After a fourth-place finish in the Iowa Caucus, Republican presidential candidate Vivek Ramaswamy dropped from the race on Monday night. The entrepreneur-turned-politician had pulled in just 7.7% of the 110,298 Republicans participating in the nominating exercise, the first in the nation for the 2024 presidential election. Donald Trump currently has over 51% of the vote (over 56,000 caucus votes), followed by Ron DeSantis, 21%, and Nikki Haley, 19%.
Trump gets awarded 20 delegates for the Republican National Convention in August, when the party’s delegates vote on the party’s nominee. DeSantis gets 9, and Haley gets 8.
Ramaswamy immediately endorsed Trump after declaring that there was “no path for me to be the next president.” That means his three delegates will go to Trump, giving Trump 23 delegates from Iowa.
Ramaswamy, who largely self-funded his campaign that he first announced on Tucker Carlson’s Fox News channel show nearly one year ago, said he will continue his political activism promised he was “not going anywhere.”

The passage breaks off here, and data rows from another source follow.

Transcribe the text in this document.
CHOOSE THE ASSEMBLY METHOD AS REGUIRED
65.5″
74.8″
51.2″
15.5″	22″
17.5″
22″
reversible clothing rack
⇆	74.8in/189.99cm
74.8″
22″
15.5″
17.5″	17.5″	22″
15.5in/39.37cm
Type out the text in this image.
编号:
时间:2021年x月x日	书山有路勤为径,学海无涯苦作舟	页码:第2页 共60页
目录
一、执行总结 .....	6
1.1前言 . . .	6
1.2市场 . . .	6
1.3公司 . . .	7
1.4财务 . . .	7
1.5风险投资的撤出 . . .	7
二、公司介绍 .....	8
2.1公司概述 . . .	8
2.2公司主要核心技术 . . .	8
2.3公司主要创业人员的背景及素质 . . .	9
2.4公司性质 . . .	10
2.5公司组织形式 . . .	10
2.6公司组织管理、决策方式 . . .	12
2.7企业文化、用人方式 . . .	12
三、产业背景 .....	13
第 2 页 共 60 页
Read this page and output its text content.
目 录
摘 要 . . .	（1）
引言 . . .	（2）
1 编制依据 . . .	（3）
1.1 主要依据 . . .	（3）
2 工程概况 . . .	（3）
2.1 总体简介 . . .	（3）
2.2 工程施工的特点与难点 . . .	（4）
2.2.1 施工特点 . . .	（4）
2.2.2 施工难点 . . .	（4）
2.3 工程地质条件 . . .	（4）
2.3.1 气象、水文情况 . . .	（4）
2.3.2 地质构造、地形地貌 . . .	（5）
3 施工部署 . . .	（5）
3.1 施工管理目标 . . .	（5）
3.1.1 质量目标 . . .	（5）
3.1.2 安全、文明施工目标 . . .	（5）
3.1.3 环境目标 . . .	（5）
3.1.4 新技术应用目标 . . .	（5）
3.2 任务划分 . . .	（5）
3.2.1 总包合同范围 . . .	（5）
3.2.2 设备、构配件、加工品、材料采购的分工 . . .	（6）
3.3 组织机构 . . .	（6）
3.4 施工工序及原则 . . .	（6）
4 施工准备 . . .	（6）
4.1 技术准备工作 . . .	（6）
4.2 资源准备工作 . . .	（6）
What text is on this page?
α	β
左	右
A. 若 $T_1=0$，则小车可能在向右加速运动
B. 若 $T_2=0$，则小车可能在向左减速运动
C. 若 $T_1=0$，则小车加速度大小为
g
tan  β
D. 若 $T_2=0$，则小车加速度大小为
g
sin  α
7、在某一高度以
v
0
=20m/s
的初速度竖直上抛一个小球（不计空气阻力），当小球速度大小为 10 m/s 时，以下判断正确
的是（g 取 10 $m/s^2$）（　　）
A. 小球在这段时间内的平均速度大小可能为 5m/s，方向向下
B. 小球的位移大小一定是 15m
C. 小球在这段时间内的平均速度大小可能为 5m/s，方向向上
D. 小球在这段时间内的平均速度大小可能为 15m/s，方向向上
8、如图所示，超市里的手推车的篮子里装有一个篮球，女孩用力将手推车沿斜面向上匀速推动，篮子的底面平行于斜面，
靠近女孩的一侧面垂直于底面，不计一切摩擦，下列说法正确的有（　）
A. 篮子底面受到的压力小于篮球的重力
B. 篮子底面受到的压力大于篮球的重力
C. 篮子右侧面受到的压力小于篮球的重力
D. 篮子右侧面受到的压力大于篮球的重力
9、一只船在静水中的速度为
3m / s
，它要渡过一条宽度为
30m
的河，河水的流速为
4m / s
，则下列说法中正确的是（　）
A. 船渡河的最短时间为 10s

The next state to hold a nominating process is New Hampshire on Jan. 23. That state holds a state-run primary, and is the first in the nation to have a primary. With Trump’s 30-point lead out of Iowa, he holds a significant lead in polling nationwide, in spite of the 91 felony counts being waged against him by the Department of Justice and the attorney general of New York.